スムーズに食べてくれる場合はいいのですが、なかなか飲み込まなかったり、誤嚥する危険があったり、むせてしまったり、いろいろトラブルがつきものです。

ここでは、できるだけ安全に食べて頂けるような食事介助の基本となるコツをお伝えしたいと思います。

 

食事はできるだけ30分以内に終えるようにする

嚥下障害の方は、食べることに労力を使うため、とても疲れやすいです。

食事の後半、飲み込むのが遅くなったり、人によっては眠ってしまう方もいます。

そのような状態で無理やり食べさせてしまうと、誤嚥を引き起こしかねません。

また、食事時間が長くなれば、満腹中枢が働いて、お腹いっぱいになってしまい、食欲そのものもなくなってしまいます。

目安として食事は30分以内に終えるようにします。

では30分で食事をするために、どうすればよいでしょう?

食事に時間がかかる原因として、食事そのものの形態がその方に合っていないことがあります。

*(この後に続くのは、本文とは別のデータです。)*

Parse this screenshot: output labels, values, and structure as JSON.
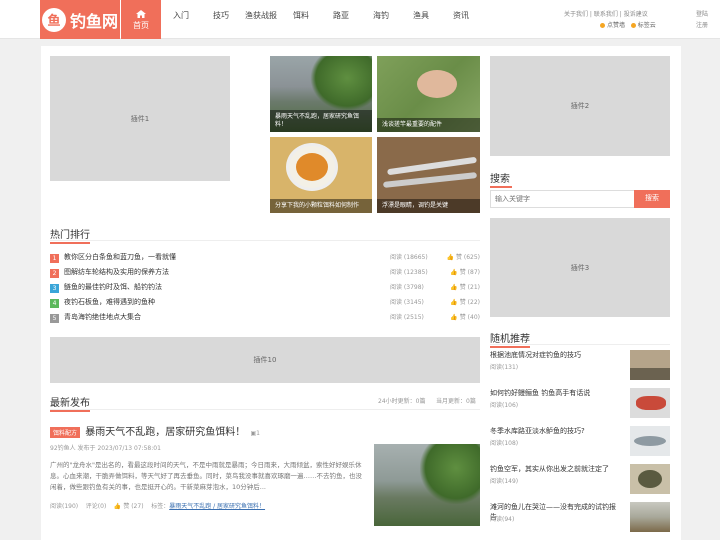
{
  "header": {
    "logo_text": "钓鱼网",
    "logo_glyph": "鱼",
    "nav": [
      {
        "label": "首页",
        "active": true
      },
      {
        "label": "入门"
      },
      {
        "label": "技巧"
      },
      {
        "label": "渔获战报"
      },
      {
        "label": "饵料"
      },
      {
        "label": "路亚"
      },
      {
        "label": "海钓"
      },
      {
        "label": "渔具"
      },
      {
        "label": "资讯"
      }
    ],
    "links": {
      "about": "关于我们",
      "contact": "联系我们",
      "feedback": "投诉建议"
    },
    "login": "登陆",
    "register": "注册",
    "like": "点赞墙",
    "sign": "标签云"
  },
  "plugins": {
    "p1": "插件1",
    "p2": "插件2",
    "p3": "插件3",
    "p10": "插件10"
  },
  "gallery": [
    {
      "caption": "暴雨天气不乱跑，居家研究鱼饵料！"
    },
    {
      "caption": "浅谈搓竿最重要的配件"
    },
    {
      "caption": "分享下我的小颗粒饵料如何制作"
    },
    {
      "caption": "浮漂是眼睛，调钓是关键"
    }
  ],
  "hot": {
    "title": "热门排行",
    "items": [
      {
        "n": "1",
        "title": "教你区分白条鱼和蓝刀鱼，一看就懂",
        "reads": "阅读 (18665)",
        "likes": "赞 (625)",
        "color": "#f06f5a"
      },
      {
        "n": "2",
        "title": "图解纺车轮结构及实用的保养方法",
        "reads": "阅读 (12385)",
        "likes": "赞 (87)",
        "color": "#f06f5a"
      },
      {
        "n": "3",
        "title": "鲢鱼的最佳钓时及饵、船钓钓法",
        "reads": "阅读 (3798)",
        "likes": "赞 (21)",
        "color": "#3aa5d8"
      },
      {
        "n": "4",
        "title": "夜钓石板鱼，难得遇到的鱼种",
        "reads": "阅读 (3145)",
        "likes": "赞 (22)",
        "color": "#5cb85c"
      },
      {
        "n": "5",
        "title": "青岛海钓绝佳地点大集合",
        "reads": "阅读 (2515)",
        "likes": "赞 (40)",
        "color": "#999999"
      }
    ]
  },
  "latest": {
    "title": "最新发布",
    "stat24": "24小时更新：0篇",
    "statday": "当月更新：0篇",
    "post": {
      "tag": "饵料配方",
      "title": "暴雨天气不乱跑，居家研究鱼饵料！",
      "imgcount": "1",
      "meta": "92钓鱼人 发布于 2023/07/13 07:58:01",
      "excerpt": "广州的\"龙舟水\"是出名的，看最这段时间的天气，不是中雨就是暴雨；今日雨来，大雨倾盆，索性好好娱乐休息。心血来潮，干脆弄做饵料，等天气好了再去垂鱼。同时，菜鸟我没事就喜欢琢磨一遍……不去钓鱼，也没闲着，做些跟钓鱼有关的事，也是挺开心的。干新菜麻芽泡水，10分钟后...",
      "reads": "阅读(190)",
      "comments": "评论(0)",
      "likes": "赞 (27)",
      "tags_label": "标签：",
      "tags": "暴雨天气不乱跑 / 居家研究鱼饵料！"
    }
  },
  "search": {
    "title": "搜索",
    "placeholder": "输入关键字",
    "button": "搜索"
  },
  "random": {
    "title": "随机推荐",
    "items": [
      {
        "title": "根据池底情况对症钓鱼的技巧",
        "reads": "阅读(131)"
      },
      {
        "title": "如何钓好鳗鲡鱼 钓鱼高手有话说",
        "reads": "阅读(106)"
      },
      {
        "title": "冬季水库路亚淡水鲈鱼的技巧?",
        "reads": "阅读(108)"
      },
      {
        "title": "钓鱼空军，其实从你出发之前就注定了",
        "reads": "阅读(149)"
      },
      {
        "title": "滩河的鱼儿在哭泣——没有完成的试钓报告",
        "reads": "阅读(94)"
      }
    ]
  }
}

主食や副食の量を減らして、その分を食べやすいゼリー状の栄養補助食品にするなど、食事内容を見直すことも必要です。

 

 

必ず「ゴックン」を確認してから、次の一口を

元気な人であれば、口の中に食べ物が入っている状態で次の一口を口に入れても大丈夫ですし、実際にそういう食べ方をされている方はたくさんいます。

しかし、嚥下障害の方の場合、口の中やのど元に食べ物が残っている状態で口を開けてしまうと、その拍子に食べ物が気管に流れ込んでしまうこともあります。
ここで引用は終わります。